IV.
His deeds, his social love (so will the nine,
Proud to spread wide the praise
Of friendship and of friendly Jove) shall shine
With ever-living rays.
This moralizing humour, so prevalent in those times, is, I dare be confident, the true source of the sententious cast of the Greek dramatic writers, as well as of that sober air of moral, which, to the no small disgust of modern writers, is spread over all their poets. Not but there would be some difference in those poets themselves, and in proportion as they had been more or less conversant in the Academy, would be their relish of this moral mode; as is clearly seen in the case of Euripides, that philosopher of the stage, as the Athenians called him, and who is characterized by Quinctilian, as sententiis densus, et in iis, quæ a sapientibus tradita sunt, pæne ipsis par. [L. x. c. 1.] Yet still the fashion was so general, that no commerce of the world could avoid, or wholly get clear of it; and therefore Sophocles, though his engagements in the state kept him at a greater distance from the schools, had yet his share of this philosophical humour. Now this apology for the practice of the Greek poets doth by no means extend to the Roman; Philosophy having been very late, and never generally, the taste of Rome.
Cicero says, Philosophia quidem tantum abest ut proinde, ac de hominum est vitâ merita, laudetur, ut a plerisque neglecta, a multis etiam vituperetur. In another place he tells us, that in his time Aristotle was not much known, or read, even by the philosophers themselves. [Cic. Top. sub init.]
And, though in the age of Seneca, Sentences, we know, were much in use, yet the cast and turn of them evidently shew them to have been the affectation of the lettered few, and not the general mode and practice of the time. For the quaintness, in which Seneca’s aphorisms are dressed, manifestly speaks the labour and artifice of the closet, and is just the reverse of that easy, simple expression, which cloaths them in the Greek poets, thus demonstrating their familiar currency in common life. Under any other circumstances than these, the practice, as was observed, must be unquestionably faulty; except only in the chorus, where for the reason before given, it may always, with good advantage, be employed.

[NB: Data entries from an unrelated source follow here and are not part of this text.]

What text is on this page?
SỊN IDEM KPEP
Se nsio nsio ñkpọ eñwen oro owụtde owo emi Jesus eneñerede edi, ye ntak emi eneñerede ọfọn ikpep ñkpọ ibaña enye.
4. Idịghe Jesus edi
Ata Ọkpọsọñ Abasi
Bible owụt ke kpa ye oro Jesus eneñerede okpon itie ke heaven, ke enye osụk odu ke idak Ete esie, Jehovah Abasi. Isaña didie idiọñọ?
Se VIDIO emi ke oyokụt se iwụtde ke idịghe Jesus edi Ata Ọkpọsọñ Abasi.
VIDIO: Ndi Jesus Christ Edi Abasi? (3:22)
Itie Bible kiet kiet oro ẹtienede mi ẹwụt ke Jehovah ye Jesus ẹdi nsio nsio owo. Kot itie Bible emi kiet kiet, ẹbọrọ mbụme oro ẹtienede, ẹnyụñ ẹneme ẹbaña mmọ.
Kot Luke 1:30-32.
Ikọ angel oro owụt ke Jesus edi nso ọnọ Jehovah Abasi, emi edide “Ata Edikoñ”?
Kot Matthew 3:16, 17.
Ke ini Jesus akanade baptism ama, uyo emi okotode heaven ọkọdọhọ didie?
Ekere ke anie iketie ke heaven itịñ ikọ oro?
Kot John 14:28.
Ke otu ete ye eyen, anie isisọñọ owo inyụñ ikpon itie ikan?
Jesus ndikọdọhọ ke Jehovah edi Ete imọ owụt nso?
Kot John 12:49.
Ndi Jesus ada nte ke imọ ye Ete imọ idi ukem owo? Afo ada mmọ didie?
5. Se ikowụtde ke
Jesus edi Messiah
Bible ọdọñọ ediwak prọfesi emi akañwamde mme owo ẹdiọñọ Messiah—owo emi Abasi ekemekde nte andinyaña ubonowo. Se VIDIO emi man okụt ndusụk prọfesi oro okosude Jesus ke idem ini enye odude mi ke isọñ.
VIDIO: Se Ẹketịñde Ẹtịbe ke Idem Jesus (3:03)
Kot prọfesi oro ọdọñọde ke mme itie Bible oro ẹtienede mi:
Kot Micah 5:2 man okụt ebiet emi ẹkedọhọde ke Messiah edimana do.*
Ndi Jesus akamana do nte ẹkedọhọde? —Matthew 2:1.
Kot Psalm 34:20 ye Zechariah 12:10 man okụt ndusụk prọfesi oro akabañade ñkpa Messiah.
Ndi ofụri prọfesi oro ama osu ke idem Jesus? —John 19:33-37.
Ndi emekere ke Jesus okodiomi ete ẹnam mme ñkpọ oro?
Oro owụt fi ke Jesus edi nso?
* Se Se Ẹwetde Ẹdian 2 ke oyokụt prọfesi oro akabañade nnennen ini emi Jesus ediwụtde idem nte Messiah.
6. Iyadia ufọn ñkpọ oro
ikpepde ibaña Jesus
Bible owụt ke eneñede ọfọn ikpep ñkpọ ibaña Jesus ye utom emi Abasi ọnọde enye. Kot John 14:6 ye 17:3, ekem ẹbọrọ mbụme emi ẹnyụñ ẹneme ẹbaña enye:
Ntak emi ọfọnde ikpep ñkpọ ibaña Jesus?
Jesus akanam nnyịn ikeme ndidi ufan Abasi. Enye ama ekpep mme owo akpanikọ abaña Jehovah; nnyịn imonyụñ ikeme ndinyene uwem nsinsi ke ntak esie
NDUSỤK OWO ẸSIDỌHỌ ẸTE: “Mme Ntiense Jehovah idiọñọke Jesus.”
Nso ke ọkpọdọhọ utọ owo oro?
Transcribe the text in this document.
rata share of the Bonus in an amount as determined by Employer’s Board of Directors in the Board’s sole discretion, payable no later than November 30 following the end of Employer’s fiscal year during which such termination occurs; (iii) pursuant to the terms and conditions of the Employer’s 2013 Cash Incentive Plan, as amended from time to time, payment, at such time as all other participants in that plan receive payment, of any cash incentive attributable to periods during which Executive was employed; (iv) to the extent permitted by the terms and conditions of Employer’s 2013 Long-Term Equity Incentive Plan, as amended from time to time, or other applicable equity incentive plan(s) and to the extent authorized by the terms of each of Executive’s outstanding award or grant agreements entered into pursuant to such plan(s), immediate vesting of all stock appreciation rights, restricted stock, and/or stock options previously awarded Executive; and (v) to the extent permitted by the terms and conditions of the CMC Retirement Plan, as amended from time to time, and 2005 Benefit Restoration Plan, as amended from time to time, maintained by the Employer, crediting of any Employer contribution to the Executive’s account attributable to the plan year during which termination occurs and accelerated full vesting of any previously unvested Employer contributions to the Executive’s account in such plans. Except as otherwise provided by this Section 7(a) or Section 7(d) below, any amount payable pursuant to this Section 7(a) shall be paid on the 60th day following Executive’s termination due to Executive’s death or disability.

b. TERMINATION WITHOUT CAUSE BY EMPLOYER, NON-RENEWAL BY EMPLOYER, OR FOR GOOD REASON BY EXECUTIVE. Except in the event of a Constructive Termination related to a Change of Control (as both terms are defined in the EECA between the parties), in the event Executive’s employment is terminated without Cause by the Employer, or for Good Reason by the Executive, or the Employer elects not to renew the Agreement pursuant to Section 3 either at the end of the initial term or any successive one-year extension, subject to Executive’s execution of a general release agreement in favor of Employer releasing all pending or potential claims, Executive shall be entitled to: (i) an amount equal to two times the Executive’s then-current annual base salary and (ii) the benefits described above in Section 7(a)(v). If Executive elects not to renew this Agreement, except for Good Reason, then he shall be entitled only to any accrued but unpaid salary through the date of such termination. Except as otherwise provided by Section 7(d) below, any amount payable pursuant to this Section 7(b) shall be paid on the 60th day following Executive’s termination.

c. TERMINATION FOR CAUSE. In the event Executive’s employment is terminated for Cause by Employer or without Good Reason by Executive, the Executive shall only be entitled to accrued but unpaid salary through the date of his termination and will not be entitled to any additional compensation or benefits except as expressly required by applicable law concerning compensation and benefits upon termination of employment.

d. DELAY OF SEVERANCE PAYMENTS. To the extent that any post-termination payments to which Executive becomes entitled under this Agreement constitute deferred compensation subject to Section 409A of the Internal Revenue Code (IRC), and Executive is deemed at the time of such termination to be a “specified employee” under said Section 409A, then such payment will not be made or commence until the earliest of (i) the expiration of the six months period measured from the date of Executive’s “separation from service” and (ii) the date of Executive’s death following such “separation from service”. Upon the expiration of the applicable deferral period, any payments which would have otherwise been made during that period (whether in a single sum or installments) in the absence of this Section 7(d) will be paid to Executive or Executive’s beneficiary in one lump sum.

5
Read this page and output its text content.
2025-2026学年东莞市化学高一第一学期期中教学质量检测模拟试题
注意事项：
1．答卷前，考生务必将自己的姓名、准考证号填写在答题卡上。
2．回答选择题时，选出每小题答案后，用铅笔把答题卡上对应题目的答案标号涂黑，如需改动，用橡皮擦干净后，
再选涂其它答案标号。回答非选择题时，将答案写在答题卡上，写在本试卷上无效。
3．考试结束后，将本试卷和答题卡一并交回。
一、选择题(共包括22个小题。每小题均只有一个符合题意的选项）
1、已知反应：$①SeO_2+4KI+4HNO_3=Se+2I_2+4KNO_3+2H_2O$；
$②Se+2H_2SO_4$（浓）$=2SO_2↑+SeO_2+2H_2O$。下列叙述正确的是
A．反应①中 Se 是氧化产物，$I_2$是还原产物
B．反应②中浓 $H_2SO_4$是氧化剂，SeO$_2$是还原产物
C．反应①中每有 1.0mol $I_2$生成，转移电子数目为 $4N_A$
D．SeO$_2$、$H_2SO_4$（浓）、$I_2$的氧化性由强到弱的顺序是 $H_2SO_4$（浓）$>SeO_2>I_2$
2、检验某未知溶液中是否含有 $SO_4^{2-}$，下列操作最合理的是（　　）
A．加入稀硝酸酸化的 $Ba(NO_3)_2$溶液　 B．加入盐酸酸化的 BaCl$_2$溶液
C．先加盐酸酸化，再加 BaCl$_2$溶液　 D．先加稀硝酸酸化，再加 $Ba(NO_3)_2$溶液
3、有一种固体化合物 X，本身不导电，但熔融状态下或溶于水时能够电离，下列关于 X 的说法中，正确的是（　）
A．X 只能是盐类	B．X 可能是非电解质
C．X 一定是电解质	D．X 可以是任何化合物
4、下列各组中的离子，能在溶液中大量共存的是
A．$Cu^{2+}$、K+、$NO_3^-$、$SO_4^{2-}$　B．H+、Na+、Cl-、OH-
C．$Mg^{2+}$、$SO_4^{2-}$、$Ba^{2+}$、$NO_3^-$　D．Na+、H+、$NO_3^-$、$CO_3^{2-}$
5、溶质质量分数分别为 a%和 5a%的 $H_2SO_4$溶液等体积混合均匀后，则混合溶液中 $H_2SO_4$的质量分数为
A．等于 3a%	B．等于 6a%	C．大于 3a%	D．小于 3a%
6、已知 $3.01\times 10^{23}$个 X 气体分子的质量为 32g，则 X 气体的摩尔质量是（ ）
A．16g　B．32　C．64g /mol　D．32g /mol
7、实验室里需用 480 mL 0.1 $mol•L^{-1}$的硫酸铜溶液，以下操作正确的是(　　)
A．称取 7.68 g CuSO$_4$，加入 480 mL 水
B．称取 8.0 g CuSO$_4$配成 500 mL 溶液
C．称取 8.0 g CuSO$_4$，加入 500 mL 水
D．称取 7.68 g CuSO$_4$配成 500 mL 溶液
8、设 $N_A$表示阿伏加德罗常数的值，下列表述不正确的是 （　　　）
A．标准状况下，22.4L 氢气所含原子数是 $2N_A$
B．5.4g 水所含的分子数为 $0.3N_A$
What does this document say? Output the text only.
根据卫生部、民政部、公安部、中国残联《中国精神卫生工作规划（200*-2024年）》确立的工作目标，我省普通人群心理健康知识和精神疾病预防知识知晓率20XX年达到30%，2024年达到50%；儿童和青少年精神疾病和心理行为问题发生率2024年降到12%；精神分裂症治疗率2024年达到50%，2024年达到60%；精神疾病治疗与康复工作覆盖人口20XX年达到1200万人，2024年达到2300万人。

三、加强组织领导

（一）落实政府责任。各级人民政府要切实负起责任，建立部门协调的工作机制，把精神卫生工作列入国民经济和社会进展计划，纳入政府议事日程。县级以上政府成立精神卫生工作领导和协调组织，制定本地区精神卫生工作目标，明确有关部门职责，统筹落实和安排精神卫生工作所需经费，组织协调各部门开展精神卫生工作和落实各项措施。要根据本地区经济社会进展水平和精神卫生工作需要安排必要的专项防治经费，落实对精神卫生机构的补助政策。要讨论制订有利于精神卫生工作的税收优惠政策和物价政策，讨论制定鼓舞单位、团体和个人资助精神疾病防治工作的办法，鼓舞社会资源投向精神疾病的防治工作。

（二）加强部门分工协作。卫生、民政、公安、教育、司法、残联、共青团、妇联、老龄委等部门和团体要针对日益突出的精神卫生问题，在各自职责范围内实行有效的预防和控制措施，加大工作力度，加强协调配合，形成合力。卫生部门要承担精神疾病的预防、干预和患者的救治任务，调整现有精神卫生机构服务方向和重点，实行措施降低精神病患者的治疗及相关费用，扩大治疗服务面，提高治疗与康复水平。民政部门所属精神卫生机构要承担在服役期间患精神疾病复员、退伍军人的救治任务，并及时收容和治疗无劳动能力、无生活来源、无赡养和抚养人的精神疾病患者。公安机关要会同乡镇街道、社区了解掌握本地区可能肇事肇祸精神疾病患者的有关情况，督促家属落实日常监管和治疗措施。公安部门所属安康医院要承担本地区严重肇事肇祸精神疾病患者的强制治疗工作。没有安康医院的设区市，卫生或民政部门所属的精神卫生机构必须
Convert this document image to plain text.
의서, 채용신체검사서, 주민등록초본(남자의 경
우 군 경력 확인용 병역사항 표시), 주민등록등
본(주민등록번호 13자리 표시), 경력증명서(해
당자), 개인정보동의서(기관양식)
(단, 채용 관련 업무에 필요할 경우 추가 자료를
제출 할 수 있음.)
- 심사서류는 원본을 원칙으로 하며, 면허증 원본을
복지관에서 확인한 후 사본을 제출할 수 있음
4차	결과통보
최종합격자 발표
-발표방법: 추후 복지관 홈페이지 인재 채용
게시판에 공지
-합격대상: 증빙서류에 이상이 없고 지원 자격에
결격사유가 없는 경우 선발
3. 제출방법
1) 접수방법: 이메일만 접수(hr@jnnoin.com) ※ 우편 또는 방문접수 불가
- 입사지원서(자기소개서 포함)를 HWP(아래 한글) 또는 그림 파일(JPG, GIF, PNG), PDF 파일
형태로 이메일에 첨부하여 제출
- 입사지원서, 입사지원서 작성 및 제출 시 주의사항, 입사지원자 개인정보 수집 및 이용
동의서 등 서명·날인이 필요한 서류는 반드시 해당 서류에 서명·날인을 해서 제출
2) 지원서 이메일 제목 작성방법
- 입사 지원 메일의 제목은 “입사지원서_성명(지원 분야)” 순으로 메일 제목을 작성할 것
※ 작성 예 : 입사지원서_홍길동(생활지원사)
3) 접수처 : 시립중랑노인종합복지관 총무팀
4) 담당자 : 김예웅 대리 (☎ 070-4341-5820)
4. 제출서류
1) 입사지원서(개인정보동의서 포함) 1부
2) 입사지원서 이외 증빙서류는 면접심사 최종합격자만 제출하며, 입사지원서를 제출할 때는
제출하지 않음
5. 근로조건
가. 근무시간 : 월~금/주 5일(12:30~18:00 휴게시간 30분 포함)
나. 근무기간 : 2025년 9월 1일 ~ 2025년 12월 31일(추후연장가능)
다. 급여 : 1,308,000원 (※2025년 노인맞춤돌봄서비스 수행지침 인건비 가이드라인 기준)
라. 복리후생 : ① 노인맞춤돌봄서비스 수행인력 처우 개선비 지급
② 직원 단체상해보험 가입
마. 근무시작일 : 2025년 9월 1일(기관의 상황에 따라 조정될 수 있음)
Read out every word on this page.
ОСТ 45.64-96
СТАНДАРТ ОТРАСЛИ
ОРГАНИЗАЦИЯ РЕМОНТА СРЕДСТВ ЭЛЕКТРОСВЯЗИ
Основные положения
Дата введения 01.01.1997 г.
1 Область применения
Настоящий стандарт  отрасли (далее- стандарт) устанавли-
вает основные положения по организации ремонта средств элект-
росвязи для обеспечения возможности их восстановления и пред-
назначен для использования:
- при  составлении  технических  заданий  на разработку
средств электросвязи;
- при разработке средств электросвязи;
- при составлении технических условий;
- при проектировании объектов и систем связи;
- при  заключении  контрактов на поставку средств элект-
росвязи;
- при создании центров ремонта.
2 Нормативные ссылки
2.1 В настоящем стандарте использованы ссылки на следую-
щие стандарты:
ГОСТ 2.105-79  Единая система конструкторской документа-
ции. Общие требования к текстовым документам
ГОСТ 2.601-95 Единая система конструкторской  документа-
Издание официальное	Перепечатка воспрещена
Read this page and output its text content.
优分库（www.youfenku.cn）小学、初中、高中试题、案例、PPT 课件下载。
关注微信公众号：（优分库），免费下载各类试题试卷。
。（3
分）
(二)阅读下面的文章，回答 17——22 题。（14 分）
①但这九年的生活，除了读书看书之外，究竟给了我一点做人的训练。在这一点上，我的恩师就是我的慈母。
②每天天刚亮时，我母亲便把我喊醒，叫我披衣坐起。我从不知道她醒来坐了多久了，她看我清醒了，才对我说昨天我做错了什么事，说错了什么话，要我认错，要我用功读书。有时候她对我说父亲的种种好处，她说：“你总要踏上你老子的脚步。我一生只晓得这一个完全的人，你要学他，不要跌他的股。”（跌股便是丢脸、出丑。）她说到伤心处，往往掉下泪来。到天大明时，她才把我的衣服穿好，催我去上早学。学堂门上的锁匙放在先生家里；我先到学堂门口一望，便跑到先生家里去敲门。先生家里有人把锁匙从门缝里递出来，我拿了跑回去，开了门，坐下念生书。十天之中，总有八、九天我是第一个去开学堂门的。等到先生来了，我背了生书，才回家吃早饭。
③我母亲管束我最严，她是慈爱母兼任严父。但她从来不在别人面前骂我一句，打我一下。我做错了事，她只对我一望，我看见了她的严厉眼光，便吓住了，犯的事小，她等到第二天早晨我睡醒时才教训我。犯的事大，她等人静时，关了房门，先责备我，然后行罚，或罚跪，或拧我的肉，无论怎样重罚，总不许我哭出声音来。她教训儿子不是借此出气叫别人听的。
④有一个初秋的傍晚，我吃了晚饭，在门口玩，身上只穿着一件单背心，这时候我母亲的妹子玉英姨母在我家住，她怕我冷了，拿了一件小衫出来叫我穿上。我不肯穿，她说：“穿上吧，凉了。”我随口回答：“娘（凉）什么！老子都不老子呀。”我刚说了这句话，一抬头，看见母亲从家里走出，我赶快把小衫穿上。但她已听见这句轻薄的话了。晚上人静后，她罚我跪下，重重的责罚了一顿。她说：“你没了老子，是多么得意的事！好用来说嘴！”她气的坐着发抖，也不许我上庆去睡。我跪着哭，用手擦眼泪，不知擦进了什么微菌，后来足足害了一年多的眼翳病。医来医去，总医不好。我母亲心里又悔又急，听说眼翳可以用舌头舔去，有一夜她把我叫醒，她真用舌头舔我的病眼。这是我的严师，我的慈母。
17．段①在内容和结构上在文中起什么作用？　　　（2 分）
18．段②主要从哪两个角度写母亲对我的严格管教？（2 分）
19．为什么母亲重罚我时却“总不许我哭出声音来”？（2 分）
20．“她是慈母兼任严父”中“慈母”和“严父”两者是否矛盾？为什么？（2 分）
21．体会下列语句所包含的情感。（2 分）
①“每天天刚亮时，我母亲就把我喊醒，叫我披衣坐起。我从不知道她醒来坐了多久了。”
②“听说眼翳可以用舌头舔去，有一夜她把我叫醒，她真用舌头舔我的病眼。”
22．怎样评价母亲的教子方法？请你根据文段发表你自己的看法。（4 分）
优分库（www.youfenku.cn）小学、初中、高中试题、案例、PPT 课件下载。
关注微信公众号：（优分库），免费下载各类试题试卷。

220. Carmine qui tragico, &c.] The connexion with v. 201, from whence the poet had digressed, is worth observing. The digression had been taken up in describing the improved state of dramatic music; the application of which to the case of tragedy, brings him round again to his subject, the tragic chorus; to which alone, as hath been observed, the two last lines refer. This too is the finest preparation of what follows. For to have passed on directly from the tibia to the satyrs, had been abrupt and inartificial; but from tragedy, the transition is easy, the satyrs being a species of the tragic drama. That it was so accounted may be seen from the following passage in Ovid,
Est et in obscænos deflexa tragædia risus,
Multaque præteriti verba pudoris habet.
Trist. l. ii. v. 409.
For the tragedy, here referred to, cannot be the regular Roman tragedy. That he had distinctly considered before, and, besides, it in no age admitted, much less in this, of which we are speaking, so intolerable a mixture. As little can it be understood of the proper Atellane fable, for besides that Ovid is here considering the Greek drama only, the Atellane was ever regarded as a species, not of tragedy, but comedy: The authority of Donatus is very express; “Comædiarum formæ sunt tres: Palliatæ, Togatæ, Atellanæ, salibus et jocis compositæ, quæ in se non habent nisi vetustam elegantiam.” [Prol. in Terent.] And Athenæus [l. vi.] speaking of some pieces of this sort, which L. Sylla had composed, calls them σατυρικὰς κωμῳδίας, satyric comedies; comedies, because, ss Donatus says, “salibus et jocis compositæ:” and satyric, not that satyrs were introduced in them, but, according to Diomedes, from their being “argumentis dictisque similes satyricis fabulis Græcis.” Of what then can Ovid be understood to speak, but the true satyric piece, which was always esteemed, and, as appears from the Cyclops, in fact is, what Demetrius [περὶ ἑρμηνείας] elegantly calls it, τραγῳδία παιζούση, a lighter kind of tragedy; the very name, which Horace, as well as Ovid in this place, gives to it? But this is further clear from the instance quoted by Ovid, of this loose tragedy; for he proceeds:
Nec nocet autori, mollem qui fecit Achillem,
Infregisse suis fortia facta modis.
which well agrees to the idea of a satyric piece, and, as Vossius takes notice, seems to be the very same subject, which Athenæus and others tell us, Sophocles had work’d into a satyric tragedy, under the title of Ἀχιλλέως ἐρασταί.